Cyber-Threat Management Requires a Risk-Based Approach
Steven Minsky | Dec. 2, 2015
The concept of cyberattacks, while still disturbing, is no longer as new and unfamiliar as it was five years ago. However, we are still seeing money invested in inefficient and ineffective risk mitigation responses. All the major corporations that have suffered breaches had sophisticated control solutions in place. Even so, their risk exposure was significant in known but uncovered areas, all thanks to poor risk management.
Companies are buying and implementing point solutions despite not understanding their unique risks. Without a risk-based approach, they cannot identify and close the gaps. Even though cyber threats have been around for a few years, the link between risk cause and its chosen mitigation has not been well understood. As a result, companies are still learning how to craft effective risk assessment activities that result in cost-efficient as well as effective risk mitigation and risk monitoring activities.
Successful risk mitigation strategies have a common element.

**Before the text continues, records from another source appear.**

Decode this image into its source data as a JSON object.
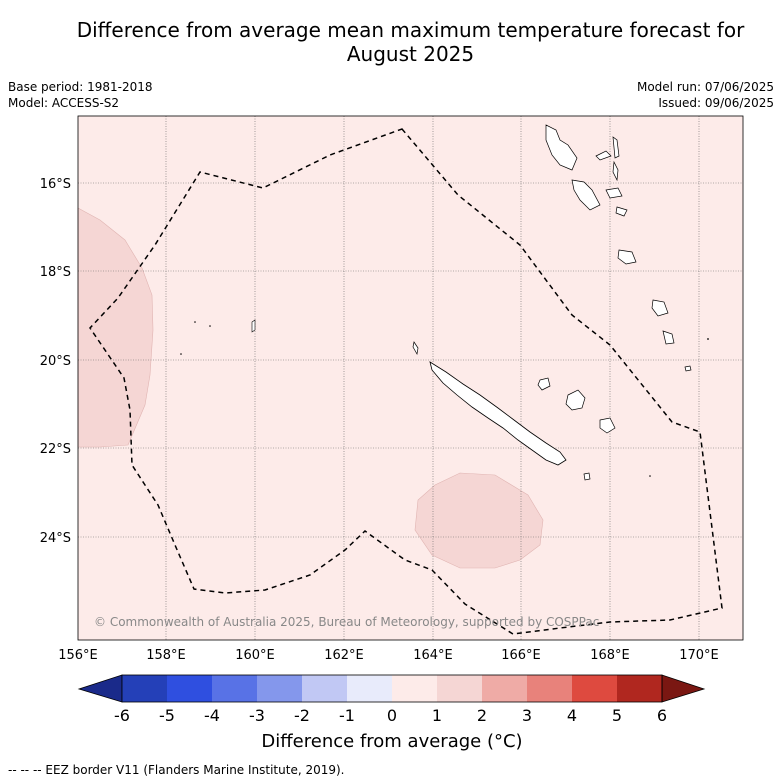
{
  "title_line1": "Difference from average mean maximum temperature forecast for",
  "title_line2": "August 2025",
  "meta": {
    "base_period": "Base period: 1981-2018",
    "model": "Model: ACCESS-S2",
    "model_run": "Model run: 07/06/2025",
    "issued": "Issued: 09/06/2025"
  },
  "map": {
    "lon_labels": [
      "156°E",
      "158°E",
      "160°E",
      "162°E",
      "164°E",
      "166°E",
      "168°E",
      "170°E"
    ],
    "lat_labels": [
      "16°S",
      "18°S",
      "20°S",
      "22°S",
      "24°S"
    ],
    "copyright": "© Commonwealth of Australia 2025, Bureau of Meteorology, supported by COSPPac",
    "background_color": "#fdebe9",
    "anomaly_color": "#f5d6d4"
  },
  "colorbar": {
    "ticks": [
      "-6",
      "-5",
      "-4",
      "-3",
      "-2",
      "-1",
      "0",
      "1",
      "2",
      "3",
      "4",
      "5",
      "6"
    ],
    "colors": [
      "#1a2a8a",
      "#2440b8",
      "#2f4fe0",
      "#5872e6",
      "#8497ec",
      "#c1c8f4",
      "#e8ebfb",
      "#fdebe9",
      "#f5d6d4",
      "#efaba6",
      "#e8827b",
      "#de4a3f",
      "#b0271f",
      "#7a1712"
    ],
    "label": "Difference from average (°C)"
  },
  "eez_legend": "--  --  -- EEZ border V11 (Flanders Marine Institute, 2019)."
}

They are built upon best-practice risk identification and assessment, which should occur before attempts at solutions or mitigations are made.
A dilemma results: how to continue detecting and neutralizing these risks without wasting an unnecessary amount of time and money on reactionary mitigation controls? The answer is straightforward: use a common risk management platform that has a centralized library of all risks, cyber and otherwise, and organizes them with a standardized taxonomy. A risk taxonomy also makes it easy to assess these risks using a consistent scale and set of standards that are linked to your control environment to facilitate gap analysis and remediation.
Why companies should change their approach to cyber-risk mitigation
The Wall Street Journal published the results of a survey that took an in-depth look at how financial institutions are attempting to reduce fraud risk.
53% of such organizations had implemented at least ten systems designed to detect finance-related crimes. 31% had implemented more than 20, meaning only 16% of organizations have fewer than ten unique systems in place.
The conclusion: The number of monitoring systems in place does not correlate with the effectiveness of the risk management program, nor does it reflect the complexity or needs of the host organization. The WSJ report concluded that as the number of systems increases, so too does the difficulty of getting an accurate read on what is happening within a network. More than half of respondents reported that a major challenge is unifying and consolidating these risk mitigation efforts. Since regulators are zeroing in on risks within processes and the links between risk and control, financial organizations have more motivation to make investigations transparent, consistent, and connected.
The process of managing complexity and facilitating obligatory investigations is made straightforward with a risk-based approach linking risks to mitigation activities. Such a system standardizes processes, increases responsiveness to regulator’s inquiries, and provides evidence of effective management of risks related to financial crime and compliance.